Die Aberkennung der französischen Staatsbürgerschaft wird die betroffenen Intensivstraftäter kaum beeindrucken – und damit wird auch keine Ruhe in die banlieue chaudes einziehen – aber das war auch nicht das Hauptziel von Sarkozy’s Rede. Nicolas Sarkozy hat sein Hauptziel schon erreicht – die Umfragewerte der Regierung Sarkozy sind nachdem diese wg. divereser Skandale (Affaire Bettencourt, Affaire Karachi, etc.) sich auf einem absoluten Tiefpunkt befanden wieder kräftig im Steigen.
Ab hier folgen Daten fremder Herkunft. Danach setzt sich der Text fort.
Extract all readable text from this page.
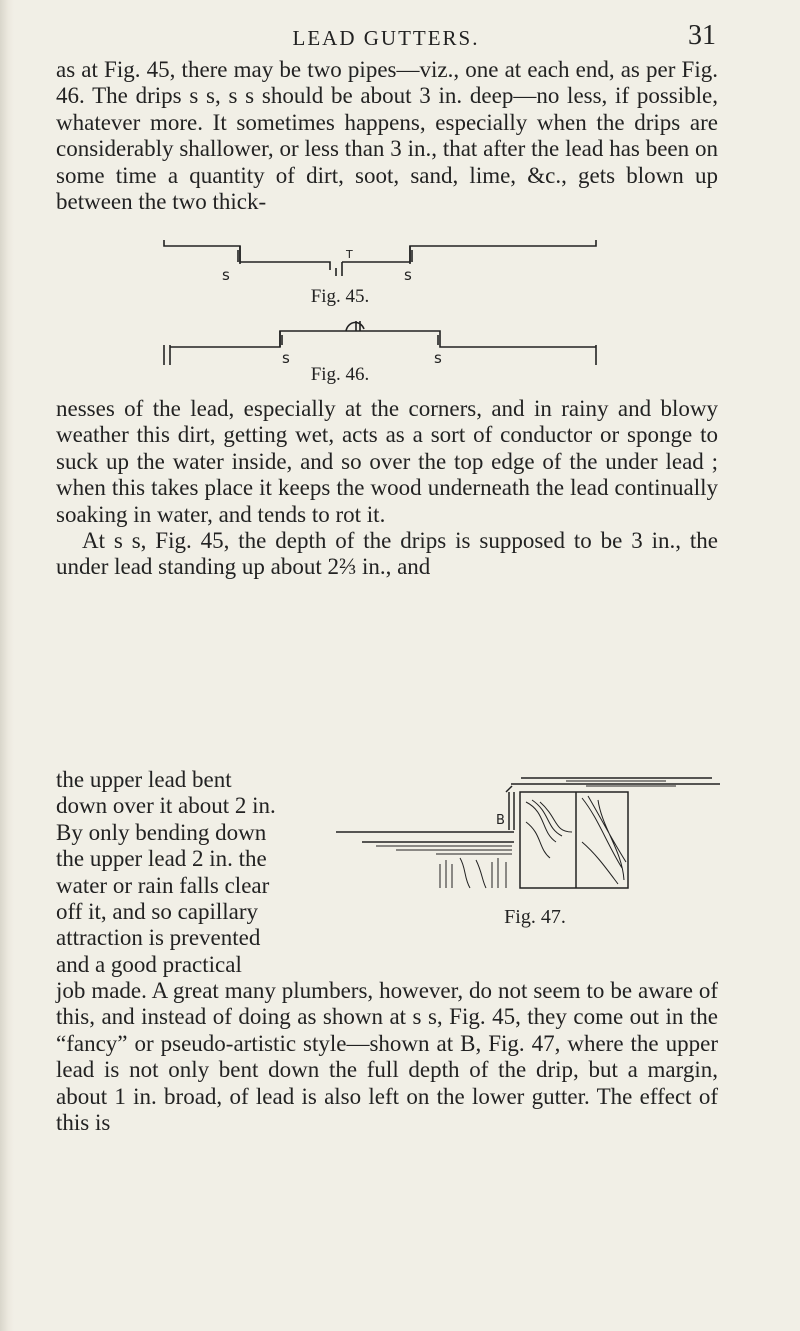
LEAD GUTTERS.	31

as at Fig. 45, there may be two pipes—viz., one at each end, as per Fig. 46. The drips s s, s s should be about 3 in. deep—no less, if possible, whatever more. It sometimes happens, especially when the drips are considerably shallower, or less than 3 in., that after the lead has been on some time a quantity of dirt, soot, sand, lime, &c., gets blown up between the two thick-

s
T
s
Fig. 45.
s	s
Fig. 46.

nesses of the lead, especially at the corners, and in rainy and blowy weather this dirt, getting wet, acts as a sort of conductor or sponge to suck up the water inside, and so over the top edge of the under lead ; when this takes place it keeps the wood underneath the lead continually soaking in water, and tends to rot it.

At s s, Fig. 45, the depth of the drips is supposed to be 3 in., the under lead standing up about 2⅔ in., and

the upper lead bent
down over it about 2 in.
By only bending down
the upper lead 2 in. the
water or rain falls clear
off it, and so capillary
attraction is prevented
and a good practical
B
Fig. 47.

job made. A great many plumbers, however, do not seem to be aware of this, and instead of doing as shown at s s, Fig. 45, they come out in the “fancy” or pseudo-artistic style—shown at B, Fig. 47, where the upper lead is not only bent down the full depth of the drip, but a margin, about 1 in. broad, of lead is also left on the lower gutter. The effect of this is
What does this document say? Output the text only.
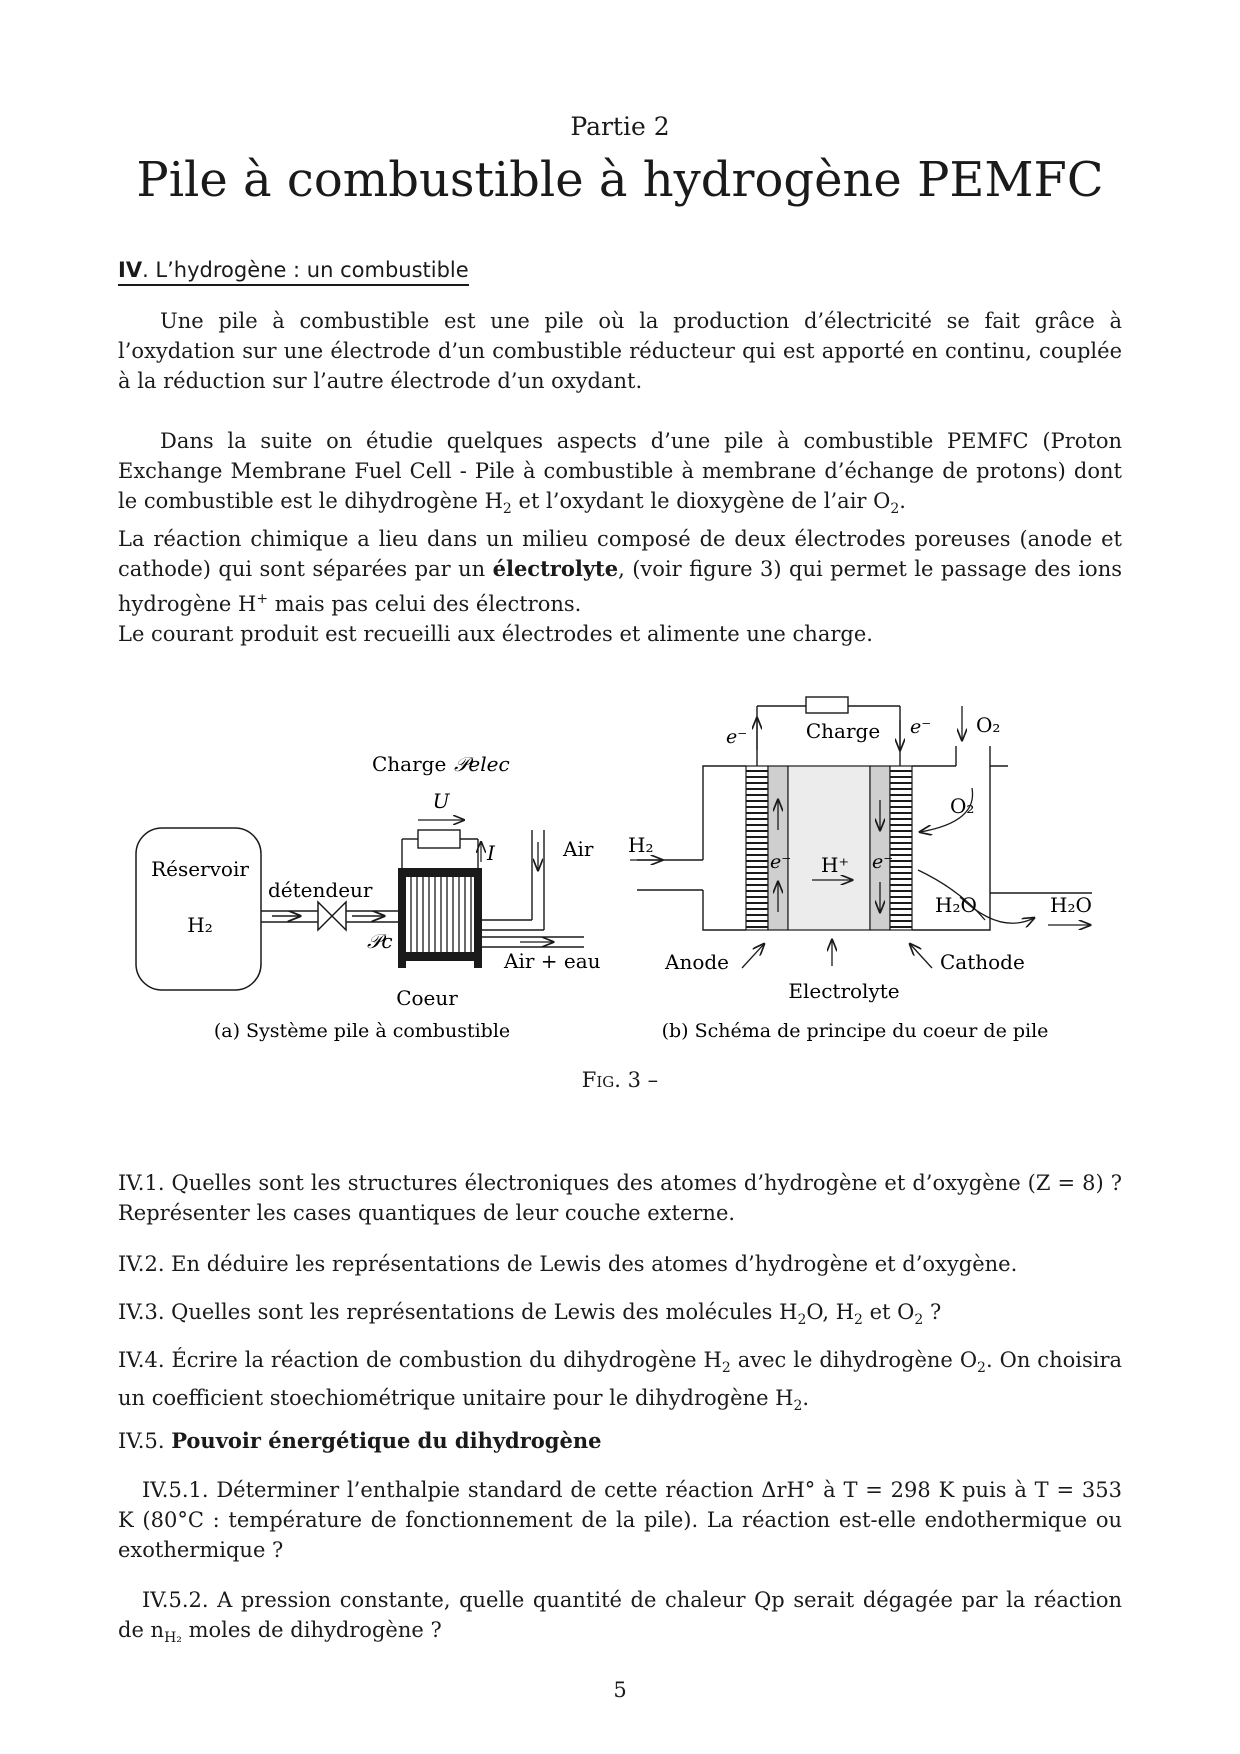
Partie 2
Pile à combustible à hydrogène PEMFC
IV. L’hydrogène : un combustible
Une pile à combustible est une pile où la production d’électricité se fait grâce à l’oxydation sur une électrode d’un combustible réducteur qui est apporté en continu, couplée à la réduction sur l’autre électrode d’un oxydant.
Dans la suite on étudie quelques aspects d’une pile à combustible PEMFC (Proton Exchange Membrane Fuel Cell - Pile à combustible à membrane d’échange de protons) dont le combustible est le dihydrogène $H_2$ et l’oxydant le dioxygène de l’air $O_2$.
La réaction chimique a lieu dans un milieu composé de deux électrodes poreuses (anode et cathode) qui sont séparées par un électrolyte, (voir figure 3) qui permet le passage des ions hydrogène H+ mais pas celui des électrons.
Le courant produit est recueilli aux électrodes et alimente une charge.
Réservoir
H₂
détendeur
𝒫c
Coeur
U
I
Charge 𝒫elec
Air
Air + eau
(a) Système pile à combustible
H₂
Charge
e⁻	e⁻ O₂
O₂
e⁻	e⁻
H⁺
H₂O	H₂O
Anode
Electrolyte
Cathode
(b) Schéma de principe du coeur de pile
Fig. 3 –
IV.1. Quelles sont les structures électroniques des atomes d’hydrogène et d’oxygène (Z = 8) ? Représenter les cases quantiques de leur couche externe.
IV.2. En déduire les représentations de Lewis des atomes d’hydrogène et d’oxygène.
IV.3. Quelles sont les représentations de Lewis des molécules $H_2O$, $H_2$ et $O_2$ ?
IV.4. Écrire la réaction de combustion du dihydrogène $H_2$ avec le dihydrogène $O_2$. On choisira un coefficient stoechiométrique unitaire pour le dihydrogène $H_2$.
IV.5. Pouvoir énergétique du dihydrogène
IV.5.1. Déterminer l’enthalpie standard de cette réaction ΔrH° à T = 298 K puis à T = 353 K (80°C : température de fonctionnement de la pile). La réaction est-elle endothermique ou exothermique ?
IV.5.2. A pression constante, quelle quantité de chaleur Qp serait dégagée par la réaction de $n_{H_2}$ moles de dihydrogène ?
5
Die Rede hat aus der Sicht der UMP sich schon gelohnt.

Das Problem der hemmungslosen Vorstadtkriminalität ist ein gewaltiges Problem welches nicht nur die französische Gesellschaft herausfordert, auch wir in Deutschland sind davon betroffen, – es ist ein europäisches Problem – und wir brauchend dringend Antworten um dieses Problem zu lösen – unabhängig ob in Berlin Neuköln  oder in Grenoble Villeneuve – wenn wir es nicht schaffen dort in diesen „rechtsfreien“ Räumen das staatliche Gewaltmonopol wiederherzustellen, werden wir bald mexikanische Verhältnisse in unseren Vorstädten haben – mexikanische Verhältnisse die auf kurz oder lang den Mittelstand, der diese rechtsfreuen Räume ja schon längst verlassen hat, auch wieder einholen wird.  Grenoble Villeneuve war übrigens einmal vor vielen Jahren eine Vorzeige Modellstadt mit einer breiten Mittelschicht, ja sogar die Oberschicht war dort vorhanden – aber das erscheint heute wie ein Märchen aus der fernen Vergangenheit  (« Les nuits d’émeutes ont mis en évidence ce que les habitants savaient depuis longtemps, mais que les pouvoirs publics n’avaient pas forcément envie de voir : la Villeneuve, citée imaginée et mise en oeuvre dans les années 1970 pour faire vivre ensemble des classes sociales très différentes, n’est plus le quartier modèle. La mixité sociale a pratiquement disparu, les classes moyennes et supérieures ayant été progressivement remplacées par des familles en difficulté ou issues de l’immigration » Zitat aus : Dans le quartier de la Villeneuve, la dérive violente de jeunes en complète rupture ).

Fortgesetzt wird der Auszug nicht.